Di Maio e Toninelli sono sicuri di avere ragione. La spesa eventualmente peserà sulle generazioni future. E, in parte come successivo risarcimento da parte della Corte dei conti, potrebbe ricadere sul direttore generale della vigilanza sulle concessioni autostradali che, per questo, potrebbe rifiutarsi di firmare il provvedimento prima di qualunque decisione della magistratura. «Un ulteriore tema di contenzioso», avvertono gli esperti, «potrebbe essere rappresentato dalla valutazione della gravità degli inadempimenti, un’area in cui è maggiormente incidente la discrezionalità del giudice». Con la conseguenza che la società di gestione conservi la concessione e chieda allo Stato l’ulteriore risarcimento dei danni subiti. La Procura genovese competente, non va sottovalutato, è la stessa che ha stabilito in circa ottant’anni il periodo per la restituzione dei quarantanove milioni sottratti dalla Lega allo Stato. Per un reato colposo e non doloso come il crollo del ponte Morandi, i magistrati genovesi potrebbero essere ancor più “garantisti”.
Dai video diffusi e dalle perizie finora depositate non è chiaro cosa abbia innescato il crollo: gli indagati e in particolare i tecnici di società Autostrade hanno tuttora margini di difesa per appellarsi a vizi occulti del progetto e della costruzione del viadotto, indipendenti dalla qualità (comunque apparsa lacunosa) della manutenzione. Sarebbe più prudente per il ministro attendere la conclusione dell’inchiesta penale. Sempre che la durata di questo governo sia superiore a quella delle indagini.

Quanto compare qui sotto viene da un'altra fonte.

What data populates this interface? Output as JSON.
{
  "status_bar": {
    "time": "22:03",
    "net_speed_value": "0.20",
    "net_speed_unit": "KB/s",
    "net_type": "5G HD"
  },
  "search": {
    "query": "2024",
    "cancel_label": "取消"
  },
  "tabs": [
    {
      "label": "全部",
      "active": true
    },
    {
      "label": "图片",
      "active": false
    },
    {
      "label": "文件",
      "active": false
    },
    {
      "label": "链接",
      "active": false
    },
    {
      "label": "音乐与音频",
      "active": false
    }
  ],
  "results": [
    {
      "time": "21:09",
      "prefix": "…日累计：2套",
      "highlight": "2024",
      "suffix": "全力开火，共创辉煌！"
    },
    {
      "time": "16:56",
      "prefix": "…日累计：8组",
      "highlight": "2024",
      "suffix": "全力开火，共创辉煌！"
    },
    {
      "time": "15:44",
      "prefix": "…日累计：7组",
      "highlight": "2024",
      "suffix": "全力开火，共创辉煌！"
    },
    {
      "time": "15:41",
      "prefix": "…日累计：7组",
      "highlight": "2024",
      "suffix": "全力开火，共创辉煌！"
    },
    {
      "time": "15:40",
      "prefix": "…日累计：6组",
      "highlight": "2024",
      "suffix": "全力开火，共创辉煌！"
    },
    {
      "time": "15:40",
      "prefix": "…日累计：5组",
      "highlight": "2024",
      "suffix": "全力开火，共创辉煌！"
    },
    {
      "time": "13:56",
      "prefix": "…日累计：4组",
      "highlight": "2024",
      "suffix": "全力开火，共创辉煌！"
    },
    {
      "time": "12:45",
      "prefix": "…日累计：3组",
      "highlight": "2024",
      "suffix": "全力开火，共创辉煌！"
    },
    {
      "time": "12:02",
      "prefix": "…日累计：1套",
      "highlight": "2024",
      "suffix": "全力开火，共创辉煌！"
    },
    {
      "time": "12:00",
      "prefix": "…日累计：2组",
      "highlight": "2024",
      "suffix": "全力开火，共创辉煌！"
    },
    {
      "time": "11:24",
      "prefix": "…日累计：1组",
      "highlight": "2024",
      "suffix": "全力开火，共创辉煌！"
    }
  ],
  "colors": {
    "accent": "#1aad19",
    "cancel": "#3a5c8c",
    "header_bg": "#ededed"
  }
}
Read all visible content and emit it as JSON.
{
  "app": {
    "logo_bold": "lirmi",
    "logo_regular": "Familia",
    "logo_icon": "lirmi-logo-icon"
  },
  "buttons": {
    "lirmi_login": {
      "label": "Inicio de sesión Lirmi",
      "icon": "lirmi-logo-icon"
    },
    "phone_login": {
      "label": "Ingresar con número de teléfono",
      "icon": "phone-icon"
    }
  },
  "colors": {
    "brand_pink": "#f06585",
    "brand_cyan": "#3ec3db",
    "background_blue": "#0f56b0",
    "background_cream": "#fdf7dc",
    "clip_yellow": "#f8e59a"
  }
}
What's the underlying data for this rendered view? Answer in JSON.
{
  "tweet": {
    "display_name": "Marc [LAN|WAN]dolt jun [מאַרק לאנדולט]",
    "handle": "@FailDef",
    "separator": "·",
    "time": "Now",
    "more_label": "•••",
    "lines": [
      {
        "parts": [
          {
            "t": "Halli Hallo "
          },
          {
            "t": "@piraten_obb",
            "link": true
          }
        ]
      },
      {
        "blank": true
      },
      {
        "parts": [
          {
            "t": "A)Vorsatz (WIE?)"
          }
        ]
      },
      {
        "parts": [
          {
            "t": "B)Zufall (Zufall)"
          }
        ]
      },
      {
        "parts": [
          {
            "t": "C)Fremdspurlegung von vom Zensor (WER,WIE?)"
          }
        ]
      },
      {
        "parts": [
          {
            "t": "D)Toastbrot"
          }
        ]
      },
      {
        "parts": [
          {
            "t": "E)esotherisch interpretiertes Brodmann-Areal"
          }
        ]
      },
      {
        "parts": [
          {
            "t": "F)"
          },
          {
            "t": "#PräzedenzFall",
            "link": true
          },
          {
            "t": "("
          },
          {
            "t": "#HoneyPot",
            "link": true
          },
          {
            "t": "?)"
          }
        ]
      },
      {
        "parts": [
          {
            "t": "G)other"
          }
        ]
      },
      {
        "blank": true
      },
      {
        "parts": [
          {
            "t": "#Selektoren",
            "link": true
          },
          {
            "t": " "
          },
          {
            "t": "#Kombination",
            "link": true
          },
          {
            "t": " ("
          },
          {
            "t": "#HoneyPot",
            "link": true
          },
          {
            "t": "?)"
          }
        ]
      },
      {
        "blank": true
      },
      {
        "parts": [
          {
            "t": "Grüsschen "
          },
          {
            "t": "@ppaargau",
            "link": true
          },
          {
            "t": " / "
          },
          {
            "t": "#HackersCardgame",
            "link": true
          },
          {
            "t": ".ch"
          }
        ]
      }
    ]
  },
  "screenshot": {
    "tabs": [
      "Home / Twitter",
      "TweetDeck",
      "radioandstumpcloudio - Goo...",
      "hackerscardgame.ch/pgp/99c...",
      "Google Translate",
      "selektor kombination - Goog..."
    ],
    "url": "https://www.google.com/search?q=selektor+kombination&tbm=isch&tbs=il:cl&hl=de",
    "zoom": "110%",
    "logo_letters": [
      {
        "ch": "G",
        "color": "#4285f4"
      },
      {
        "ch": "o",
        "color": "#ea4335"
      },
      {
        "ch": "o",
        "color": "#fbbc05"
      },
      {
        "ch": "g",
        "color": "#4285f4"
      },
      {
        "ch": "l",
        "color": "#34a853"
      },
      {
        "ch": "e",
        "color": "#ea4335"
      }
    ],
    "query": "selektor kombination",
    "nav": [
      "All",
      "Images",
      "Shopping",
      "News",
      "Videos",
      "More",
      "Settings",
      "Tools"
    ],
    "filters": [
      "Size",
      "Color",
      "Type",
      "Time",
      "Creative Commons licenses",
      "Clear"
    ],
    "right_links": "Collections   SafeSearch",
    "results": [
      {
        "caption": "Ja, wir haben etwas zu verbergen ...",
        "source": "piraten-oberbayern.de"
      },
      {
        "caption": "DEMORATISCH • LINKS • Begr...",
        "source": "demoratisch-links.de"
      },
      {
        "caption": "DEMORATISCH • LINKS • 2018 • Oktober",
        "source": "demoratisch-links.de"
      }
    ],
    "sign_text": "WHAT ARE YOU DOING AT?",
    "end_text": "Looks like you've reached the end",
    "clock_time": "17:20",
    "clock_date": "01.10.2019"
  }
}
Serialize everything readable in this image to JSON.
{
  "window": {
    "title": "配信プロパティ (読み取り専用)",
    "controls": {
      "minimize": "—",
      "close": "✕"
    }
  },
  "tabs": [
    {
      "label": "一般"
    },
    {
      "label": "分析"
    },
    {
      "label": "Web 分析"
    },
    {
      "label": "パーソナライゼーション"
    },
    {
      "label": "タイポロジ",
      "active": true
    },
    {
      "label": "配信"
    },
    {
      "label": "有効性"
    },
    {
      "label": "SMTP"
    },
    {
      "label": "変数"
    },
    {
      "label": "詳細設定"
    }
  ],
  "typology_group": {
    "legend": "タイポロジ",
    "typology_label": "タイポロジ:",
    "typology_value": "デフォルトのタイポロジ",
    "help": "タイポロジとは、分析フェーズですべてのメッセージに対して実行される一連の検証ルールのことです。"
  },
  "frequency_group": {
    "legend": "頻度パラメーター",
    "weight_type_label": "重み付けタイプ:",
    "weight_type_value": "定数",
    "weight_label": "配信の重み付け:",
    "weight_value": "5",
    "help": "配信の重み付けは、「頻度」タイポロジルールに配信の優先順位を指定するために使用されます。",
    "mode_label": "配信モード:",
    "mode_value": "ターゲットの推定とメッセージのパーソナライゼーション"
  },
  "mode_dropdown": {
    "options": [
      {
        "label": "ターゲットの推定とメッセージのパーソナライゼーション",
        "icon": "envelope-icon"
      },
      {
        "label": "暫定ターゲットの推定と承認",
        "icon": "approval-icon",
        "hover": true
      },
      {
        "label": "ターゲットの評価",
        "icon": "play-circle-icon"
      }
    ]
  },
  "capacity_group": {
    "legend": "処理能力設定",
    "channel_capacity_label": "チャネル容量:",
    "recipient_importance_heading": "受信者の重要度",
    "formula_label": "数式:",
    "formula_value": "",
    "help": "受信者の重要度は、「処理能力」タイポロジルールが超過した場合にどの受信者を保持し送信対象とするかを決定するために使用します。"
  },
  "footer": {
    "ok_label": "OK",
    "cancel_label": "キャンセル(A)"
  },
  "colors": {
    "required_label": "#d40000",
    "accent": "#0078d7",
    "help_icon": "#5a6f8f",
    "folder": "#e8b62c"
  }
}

«Particolare rilevanza è stata data al rispetto del progetto architettonico redatto dallo studio Renzo Piano Building Workshop», scrivono i progettisti di Italferr nella relazione generale sul nuovo viadotto, «che prevede un andamento rettilineo ed orizzontale per il ponte. Tuttavia... non è stato possibile individuare una soluzione che riesca a rispettare allo tempo entrambi i requisiti e cioè i vincoli esterni e la richiamata normativa». Insomma, per non correggere il progetto di Piano, tutti a 80 all’ora. Il problema sono le curve troppo strette dei raccordi per i loro raggi fuori norma. Genova continuerà così a subire i gas delle code interminabili del ponte Morandi. Tanto che, dopo aver speso oltre 200 milioni, servirà una nuova opera. Lo dice già il progetto di Italferr: «Nell’ottica di una futura evoluzione dell’infrastruttura verso un servizio più prettamente urbano, cui il tratto dell’autostrada in questione probabilmente sarà destinato con la prossima realizzazione della Gronda». Ma il ministro Toninelli non l’aveva bocciata?